I've run into an obstacle that is preventing me from typing this class. If I have a UserCollection, it should only allow User objects into it. If I have a PostCollection, it should only allow Post objects.

All Collections in this framework need to have certain basic functions, such as add, remove, iterate. I created an interface, but found that I couldn't do the following:

interface ICollection { public function add($obj) }
class PostCollection implements ICollection { public function add(Post $obj) {} }

This broke it's compliance with the interface. But I can't have the interface strongly typed because then all Collections are of the same type. So I attempted the following:

interface ICollection { public function add($obj) }
abstract class Collection implements ICollection { const type = 'null'; }
class PostCollection extends Collection {
 const type = 'Post';
 public function add($obj) {
  if(!($obj instanceof self::type)) {
   throw new UhOhException();
  }
 }
}

When I attempt to run this code, I get syntax error, unexpected T_STRING, expecting T_VARIABLE or '$' on the instanceof statement. A little research into the issue and it looks like the root of the cause is that $obj instanceof self is valid to test against the class. It appears that PHP doesn't process the entire self::type constant statement in the expression. Adding parentheses around the self::type variable threw an error regarding an unexpected '('.

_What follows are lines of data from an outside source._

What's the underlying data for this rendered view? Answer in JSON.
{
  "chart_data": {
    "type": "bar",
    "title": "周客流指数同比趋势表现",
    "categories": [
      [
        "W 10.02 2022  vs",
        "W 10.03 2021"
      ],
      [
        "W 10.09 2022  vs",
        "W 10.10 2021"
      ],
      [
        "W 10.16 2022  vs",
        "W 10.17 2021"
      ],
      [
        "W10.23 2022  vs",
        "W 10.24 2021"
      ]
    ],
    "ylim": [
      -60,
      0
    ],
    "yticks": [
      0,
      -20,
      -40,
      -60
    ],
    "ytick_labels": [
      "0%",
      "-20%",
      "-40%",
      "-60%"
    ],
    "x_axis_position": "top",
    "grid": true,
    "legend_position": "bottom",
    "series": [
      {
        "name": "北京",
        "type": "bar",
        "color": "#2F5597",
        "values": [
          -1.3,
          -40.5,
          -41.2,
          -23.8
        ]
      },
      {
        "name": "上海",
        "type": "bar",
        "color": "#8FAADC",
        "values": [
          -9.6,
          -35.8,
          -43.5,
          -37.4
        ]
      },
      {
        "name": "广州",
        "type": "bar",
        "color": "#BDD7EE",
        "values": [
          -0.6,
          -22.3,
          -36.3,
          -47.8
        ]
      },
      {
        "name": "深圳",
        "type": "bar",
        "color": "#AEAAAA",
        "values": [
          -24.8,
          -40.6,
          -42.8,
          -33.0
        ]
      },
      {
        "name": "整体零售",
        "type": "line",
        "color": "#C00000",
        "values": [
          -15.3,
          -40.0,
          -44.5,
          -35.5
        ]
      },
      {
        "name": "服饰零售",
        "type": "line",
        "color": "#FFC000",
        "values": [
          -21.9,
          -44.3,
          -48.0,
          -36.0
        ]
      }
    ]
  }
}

An obvious workaround is to not make the type variable a constant. The expression $obj instanceof $this->type works just fine (if $type is declared as a variable, of course).

I'm hoping that there's a way to avoid that, as I'd like to define the value as a constant to avoid any possible change in the variable later. Any thoughts on how I can achieve this, or have I take PHP to it's limit in this regard? Is there a way of "escaping" or encapsulating self::this so that PHP won't die when processing it?

UPDATE Based on the feedback below, I thought of something to try -- the code below works! Can anyone think of 1) a reason not to do this, 2) a reason this won't ultimately work, or 3) a better way to pull this off?

interface ICollection { public function add($obj) }
abstract class Collection { const type = null; protected $type = self::type; }
class PostCollection extends Collection {
 const type = 'Post';
 public function add($obj) {
  if(!($obj instanceof $this->type)) {
   throw new UhOhException();
  }
 }
}

UPDATE #2: After putting the code above into production, it turns out it doesn't work. I have no idea how it worked when I tested it, but it doesn't work at all. I'm stuck with using a protected variable, I think.

like image 975
Nathan Loding Avatar asked Jun 09 '10 01:06

Nathan Loding


1 Answers

Another workaround is to do:

$type = self::type;
if (!($obj instanceof $type))

Just 'cause it's a constant doesn't mean you can't put it in a variable for a moment to satisfy the parser.